As a new customer, I feel like Joyent needs to focus on simplifying things quite a bit. I want to run NodeJS on a server. I install the aptly titled 'SmartMachine Node.js' product and expect it to be the right version and the basic tools installed to get the job done. Instead, I get this morass of oh, you didn't install the right machine or oh, node is in some other directory now. Can you see how that might be distracting?

Sure, I didn't spend a lot of time with it, why should I? I saw that it was missing a great deal of basic things out of the box. I decided quickly to not waste my time learning more esoteric stuff that is only useful if I stick with Joyent and SmartOS.

You are an absolute genius for creating dtrace and it is nice to have but certainly isn't a necessity for most applications. Your example is voxer which is a total edge case since they've been pushing the node envelope since day one.

In the end, the reality is that SmartOS doesn't feel modern at all, it feels like Windows98. Actually, it feels like SunOS back when I had pizza boxes under my desk 15 years ago. I could spend time giving you tons of (free) feedback about what's wrong with SmartOS or I could just use Ubuntu and move on.

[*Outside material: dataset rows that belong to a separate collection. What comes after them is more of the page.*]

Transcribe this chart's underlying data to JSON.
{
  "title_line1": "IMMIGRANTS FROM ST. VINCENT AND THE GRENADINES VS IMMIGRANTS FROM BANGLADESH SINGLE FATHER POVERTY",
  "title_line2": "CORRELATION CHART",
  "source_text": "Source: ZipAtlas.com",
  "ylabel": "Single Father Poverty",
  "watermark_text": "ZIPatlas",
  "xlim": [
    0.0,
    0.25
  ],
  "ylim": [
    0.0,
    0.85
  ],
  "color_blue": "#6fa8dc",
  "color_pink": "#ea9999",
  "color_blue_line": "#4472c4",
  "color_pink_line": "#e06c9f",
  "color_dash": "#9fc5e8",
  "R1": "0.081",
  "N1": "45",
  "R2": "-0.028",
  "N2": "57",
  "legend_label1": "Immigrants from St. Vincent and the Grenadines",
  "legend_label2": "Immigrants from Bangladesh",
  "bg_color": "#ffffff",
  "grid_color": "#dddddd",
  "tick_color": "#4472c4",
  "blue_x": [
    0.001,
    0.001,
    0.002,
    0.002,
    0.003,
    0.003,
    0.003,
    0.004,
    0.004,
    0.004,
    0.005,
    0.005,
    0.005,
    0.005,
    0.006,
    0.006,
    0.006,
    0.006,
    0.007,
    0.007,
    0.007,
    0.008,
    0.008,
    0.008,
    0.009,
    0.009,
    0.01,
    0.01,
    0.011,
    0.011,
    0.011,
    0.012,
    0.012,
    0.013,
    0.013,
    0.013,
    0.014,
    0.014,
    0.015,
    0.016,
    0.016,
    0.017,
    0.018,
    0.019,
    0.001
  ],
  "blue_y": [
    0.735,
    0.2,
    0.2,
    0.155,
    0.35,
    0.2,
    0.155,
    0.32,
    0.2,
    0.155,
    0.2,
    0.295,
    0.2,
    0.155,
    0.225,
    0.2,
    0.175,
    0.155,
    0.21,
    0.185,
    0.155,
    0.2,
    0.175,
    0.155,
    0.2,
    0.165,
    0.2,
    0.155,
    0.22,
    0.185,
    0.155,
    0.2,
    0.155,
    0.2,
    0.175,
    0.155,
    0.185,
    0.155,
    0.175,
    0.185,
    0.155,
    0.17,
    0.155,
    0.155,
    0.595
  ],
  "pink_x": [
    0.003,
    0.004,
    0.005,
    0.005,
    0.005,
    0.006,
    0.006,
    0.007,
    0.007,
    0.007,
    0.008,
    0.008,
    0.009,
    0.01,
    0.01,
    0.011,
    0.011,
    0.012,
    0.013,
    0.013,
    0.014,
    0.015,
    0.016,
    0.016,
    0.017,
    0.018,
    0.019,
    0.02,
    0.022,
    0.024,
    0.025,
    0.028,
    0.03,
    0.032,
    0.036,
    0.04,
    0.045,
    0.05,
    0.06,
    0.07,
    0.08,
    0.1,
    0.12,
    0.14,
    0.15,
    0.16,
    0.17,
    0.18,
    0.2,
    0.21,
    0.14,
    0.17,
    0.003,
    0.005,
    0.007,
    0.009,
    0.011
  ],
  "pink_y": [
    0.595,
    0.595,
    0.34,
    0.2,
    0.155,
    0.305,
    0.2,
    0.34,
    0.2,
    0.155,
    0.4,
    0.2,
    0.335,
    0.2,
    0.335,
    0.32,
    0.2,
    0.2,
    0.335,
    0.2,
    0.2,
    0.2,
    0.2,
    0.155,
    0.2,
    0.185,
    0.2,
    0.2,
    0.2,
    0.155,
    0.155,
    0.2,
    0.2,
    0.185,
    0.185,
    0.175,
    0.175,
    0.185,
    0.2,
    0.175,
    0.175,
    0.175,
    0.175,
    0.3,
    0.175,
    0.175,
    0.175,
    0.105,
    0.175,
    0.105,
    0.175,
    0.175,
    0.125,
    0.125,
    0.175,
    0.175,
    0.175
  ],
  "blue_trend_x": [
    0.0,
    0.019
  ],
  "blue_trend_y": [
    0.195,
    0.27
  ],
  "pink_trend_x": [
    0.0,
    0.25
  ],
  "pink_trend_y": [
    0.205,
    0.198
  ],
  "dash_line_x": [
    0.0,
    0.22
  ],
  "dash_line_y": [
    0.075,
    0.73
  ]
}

9900+ concurrent connections on a $22/mo Ubuntu box is 'good enough' for me.

The things you are complaining about -- top vs. prstat, dtrace, upstart vs. smf, clear and comprehensive documentation vs. man pages written in an afternoon or blog posts on the internet, apt vs. ips -- these are things that are objectively better on Solaris in a quantifiable way. If they make you feel like you're working with Windows 98, I don't think the problem is with the tools, but somewhere else.

A few days ago there was an article about Linux monoculture. It's even worse than that, it's an Ubuntu monoculture.

Well, you said Solaris, not SmartOS.

If you really believe there is more information in SmartOS' wiki than in man pages & other proper documentation available about Linux, I don't think the problem is with the Linux monoculture, but somewhere else.

SmartOS is Solaris. All documentation about Solaris is pertinent to SmartOS.